To create project just run ./isaaclab.sh --new; follow the installer to your liking and then install the project you created eg.python -m pip install -e source/Reach
Robot Articulation
Create a file like ur_gripper.py at Reach/source/Reach/Reach/tasks/manager_based/reach. This file is were I created the articulation of the robot. ie robot location, initial pose and velocities, dampness adn joint definitions.
Training Environment Creation
I created a reach_env_cfg.py file. This file contains the following classes:
-
ReachSceneCfg
Defines the simulation scene: which assets (UR10, gripper, target markers) exist, their initial poses, scales, collision/physics properties, and how they’re spawned. In short, it lays out the world at reset.
-
ActionsCfg
Specifies the agent's action space and how policy outputs map to robot control (e.g., joint position/velocity/torque commands or end-effector Δpose).
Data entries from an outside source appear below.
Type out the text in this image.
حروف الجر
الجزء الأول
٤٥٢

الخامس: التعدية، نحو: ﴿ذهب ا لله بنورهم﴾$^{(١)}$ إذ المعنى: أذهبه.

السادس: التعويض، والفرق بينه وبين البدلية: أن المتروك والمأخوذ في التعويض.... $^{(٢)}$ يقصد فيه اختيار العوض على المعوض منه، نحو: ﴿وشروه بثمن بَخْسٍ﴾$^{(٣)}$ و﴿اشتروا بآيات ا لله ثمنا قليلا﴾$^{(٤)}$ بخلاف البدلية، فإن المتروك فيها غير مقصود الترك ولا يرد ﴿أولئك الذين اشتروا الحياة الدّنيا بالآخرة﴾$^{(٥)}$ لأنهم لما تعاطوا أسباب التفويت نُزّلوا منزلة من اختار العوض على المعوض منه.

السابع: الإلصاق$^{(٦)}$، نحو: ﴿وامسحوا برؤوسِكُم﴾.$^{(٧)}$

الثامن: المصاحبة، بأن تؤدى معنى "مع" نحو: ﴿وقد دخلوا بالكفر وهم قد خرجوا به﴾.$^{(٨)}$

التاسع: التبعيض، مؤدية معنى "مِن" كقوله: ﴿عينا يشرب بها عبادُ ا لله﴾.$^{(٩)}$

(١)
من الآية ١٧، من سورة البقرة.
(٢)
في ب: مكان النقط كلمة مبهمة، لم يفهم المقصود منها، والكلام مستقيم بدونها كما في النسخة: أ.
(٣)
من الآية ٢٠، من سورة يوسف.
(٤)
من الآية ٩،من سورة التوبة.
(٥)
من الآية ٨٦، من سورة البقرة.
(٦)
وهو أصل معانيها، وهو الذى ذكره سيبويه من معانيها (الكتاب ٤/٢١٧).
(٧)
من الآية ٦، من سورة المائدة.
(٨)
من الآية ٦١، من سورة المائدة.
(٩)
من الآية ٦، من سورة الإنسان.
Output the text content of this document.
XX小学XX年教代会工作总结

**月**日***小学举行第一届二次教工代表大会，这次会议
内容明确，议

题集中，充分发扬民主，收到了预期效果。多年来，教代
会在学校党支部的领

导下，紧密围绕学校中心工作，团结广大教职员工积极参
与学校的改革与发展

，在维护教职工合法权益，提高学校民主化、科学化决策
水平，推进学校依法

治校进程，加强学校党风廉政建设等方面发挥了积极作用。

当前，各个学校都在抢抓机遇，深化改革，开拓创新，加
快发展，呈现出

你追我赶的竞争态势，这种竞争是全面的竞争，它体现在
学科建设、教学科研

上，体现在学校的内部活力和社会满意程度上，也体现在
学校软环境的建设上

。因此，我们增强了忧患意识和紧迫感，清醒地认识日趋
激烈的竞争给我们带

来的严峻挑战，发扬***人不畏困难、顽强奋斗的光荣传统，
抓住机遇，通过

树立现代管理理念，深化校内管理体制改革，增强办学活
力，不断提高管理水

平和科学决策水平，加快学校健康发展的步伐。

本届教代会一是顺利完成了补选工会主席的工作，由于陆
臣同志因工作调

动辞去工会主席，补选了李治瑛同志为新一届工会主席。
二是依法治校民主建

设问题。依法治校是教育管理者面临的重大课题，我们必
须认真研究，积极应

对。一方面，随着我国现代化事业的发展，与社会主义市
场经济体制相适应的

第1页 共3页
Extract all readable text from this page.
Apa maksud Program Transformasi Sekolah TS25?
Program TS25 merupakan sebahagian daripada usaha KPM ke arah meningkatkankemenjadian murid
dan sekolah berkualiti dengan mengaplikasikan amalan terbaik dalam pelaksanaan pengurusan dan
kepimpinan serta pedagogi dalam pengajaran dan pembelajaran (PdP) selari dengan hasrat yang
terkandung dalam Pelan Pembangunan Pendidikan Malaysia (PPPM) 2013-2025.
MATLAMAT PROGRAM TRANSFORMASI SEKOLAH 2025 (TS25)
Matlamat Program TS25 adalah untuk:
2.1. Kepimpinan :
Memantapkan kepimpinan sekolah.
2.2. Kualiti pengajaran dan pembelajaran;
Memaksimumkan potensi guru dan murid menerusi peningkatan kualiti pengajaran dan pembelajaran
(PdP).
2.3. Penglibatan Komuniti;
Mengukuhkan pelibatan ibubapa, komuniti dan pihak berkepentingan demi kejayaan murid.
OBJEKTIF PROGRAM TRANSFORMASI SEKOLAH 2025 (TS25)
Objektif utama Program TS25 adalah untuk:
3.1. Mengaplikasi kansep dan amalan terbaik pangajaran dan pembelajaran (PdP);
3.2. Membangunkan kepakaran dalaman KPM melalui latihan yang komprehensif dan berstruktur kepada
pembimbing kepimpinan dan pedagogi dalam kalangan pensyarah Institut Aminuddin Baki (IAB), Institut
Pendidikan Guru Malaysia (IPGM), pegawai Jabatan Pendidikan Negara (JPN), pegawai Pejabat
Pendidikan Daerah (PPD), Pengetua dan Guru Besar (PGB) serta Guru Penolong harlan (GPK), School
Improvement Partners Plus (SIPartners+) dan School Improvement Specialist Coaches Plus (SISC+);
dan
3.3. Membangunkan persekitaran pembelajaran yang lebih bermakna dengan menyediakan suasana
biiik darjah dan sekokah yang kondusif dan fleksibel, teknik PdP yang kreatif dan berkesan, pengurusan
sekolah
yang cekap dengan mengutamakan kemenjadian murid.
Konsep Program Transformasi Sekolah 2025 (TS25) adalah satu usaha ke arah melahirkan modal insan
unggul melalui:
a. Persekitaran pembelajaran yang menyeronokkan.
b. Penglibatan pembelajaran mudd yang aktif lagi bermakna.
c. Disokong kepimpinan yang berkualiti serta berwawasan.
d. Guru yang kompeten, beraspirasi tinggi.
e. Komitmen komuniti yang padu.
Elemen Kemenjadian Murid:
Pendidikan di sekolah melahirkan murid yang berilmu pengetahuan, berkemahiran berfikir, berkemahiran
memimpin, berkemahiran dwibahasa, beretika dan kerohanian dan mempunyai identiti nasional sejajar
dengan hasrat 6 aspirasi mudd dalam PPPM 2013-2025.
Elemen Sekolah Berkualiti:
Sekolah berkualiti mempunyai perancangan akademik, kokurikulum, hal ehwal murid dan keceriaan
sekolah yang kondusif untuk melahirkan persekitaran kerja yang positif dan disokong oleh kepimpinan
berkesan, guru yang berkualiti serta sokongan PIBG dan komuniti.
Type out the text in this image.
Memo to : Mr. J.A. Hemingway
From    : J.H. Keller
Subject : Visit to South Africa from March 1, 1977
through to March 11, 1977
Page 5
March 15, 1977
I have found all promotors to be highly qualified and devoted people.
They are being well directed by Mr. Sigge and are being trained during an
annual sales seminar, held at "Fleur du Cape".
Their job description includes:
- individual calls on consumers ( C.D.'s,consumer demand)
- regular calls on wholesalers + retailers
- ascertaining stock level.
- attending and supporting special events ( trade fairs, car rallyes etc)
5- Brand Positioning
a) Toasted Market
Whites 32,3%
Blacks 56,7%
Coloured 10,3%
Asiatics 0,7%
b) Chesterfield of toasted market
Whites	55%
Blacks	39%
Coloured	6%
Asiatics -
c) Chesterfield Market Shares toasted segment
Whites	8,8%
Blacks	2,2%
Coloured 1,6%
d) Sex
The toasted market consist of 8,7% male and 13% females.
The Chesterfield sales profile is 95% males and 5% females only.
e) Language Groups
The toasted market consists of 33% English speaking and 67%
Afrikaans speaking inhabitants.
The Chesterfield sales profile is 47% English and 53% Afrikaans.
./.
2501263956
Includes limits, scaling, and optional action post-processing (clipping, smoothing).
-
CommandsCfg
Defines task-level goals or commands provided to the environment each episode (e.g., a target 3D position to reach). Often randomizes goals to improve generalization and can schedule command sources (fixed, random, scripted).
-
ObservationsCfg
Declares the agent's observations (state input): joint angles/velocities, end-effector pose, target pose, contact flags, optional vision features, etc. Also where you configure stacking, normalization, and observation filtering.
-
PolicyCfg
Describes the RL policy/model configuration: network architecture (MLP/CNN), hidden sizes, activations, and output dimensions matching the action space. May also include optimizer and learning-rate choices depending on the training stack.
-
EventCfg
Sets up events that perturb or randomize the environment (domain randomization, pushes, lighting/texture changes) at reset or on timers. Useful for robustness and sim-to-real transfer.
-
RewardsCfg
Defines the task's reward function: weighted terms such as distance-to-target, alignment/orientation, action penalty, smoothness, success bonus, and failure penalties. Drives the behavior the policy learns.
-
CurriculumCfg
Implements curriculum learning: starts easier (e.g., closer targets, fewer disturbances) and gradually increases difficulty as performance improves by adjusting randomization ranges, success thresholds, or time limits.
-
TerminationsCfg
Lists episode termination conditions: success (target within tolerance), failure (out-of-bounds, singularity, instability), or timeout (max steps). Controls when the env resets and logging of outcome labels.
-
ReachEnvCfg
The top-level environment configuration that composes all the above configs. Also where you set global sim params (dt, substeps), number of parallel envs, and task-specific toggles. It’s the “master recipe” for the reach task.
Rewards
Now that the core skeleton of the simulation is done, I had to design a reward logic for the Reinforcement Learning. I created 2 reward functions:
- position_command_error: This reward function calculates the distance of the end effector from the commanded position and uses that as the negative reward.
- orientation_error: This reward function calculates the magnitude of the quaternion distance between the end effectors orientation and the commanded orientation and uses that as the negative reward.
skrl_ppo Config
For this project I used Skrl PPO backbone that is supported by IsaacLab. You can find my working config for this at https://github.com/eltonlemos/ReachRobot/blob/main/agents/skrl_ppo_cfg.yaml
Notes and Comments
In this project I was able to learn how to assemble a robot using IsaacSim's Robot Assembler
I was able to create a Simulation environment and train a policy on 2000 robots at once!
I am really impressed by how easy IsaacLab makes it to use RL backbone libraries on their platform.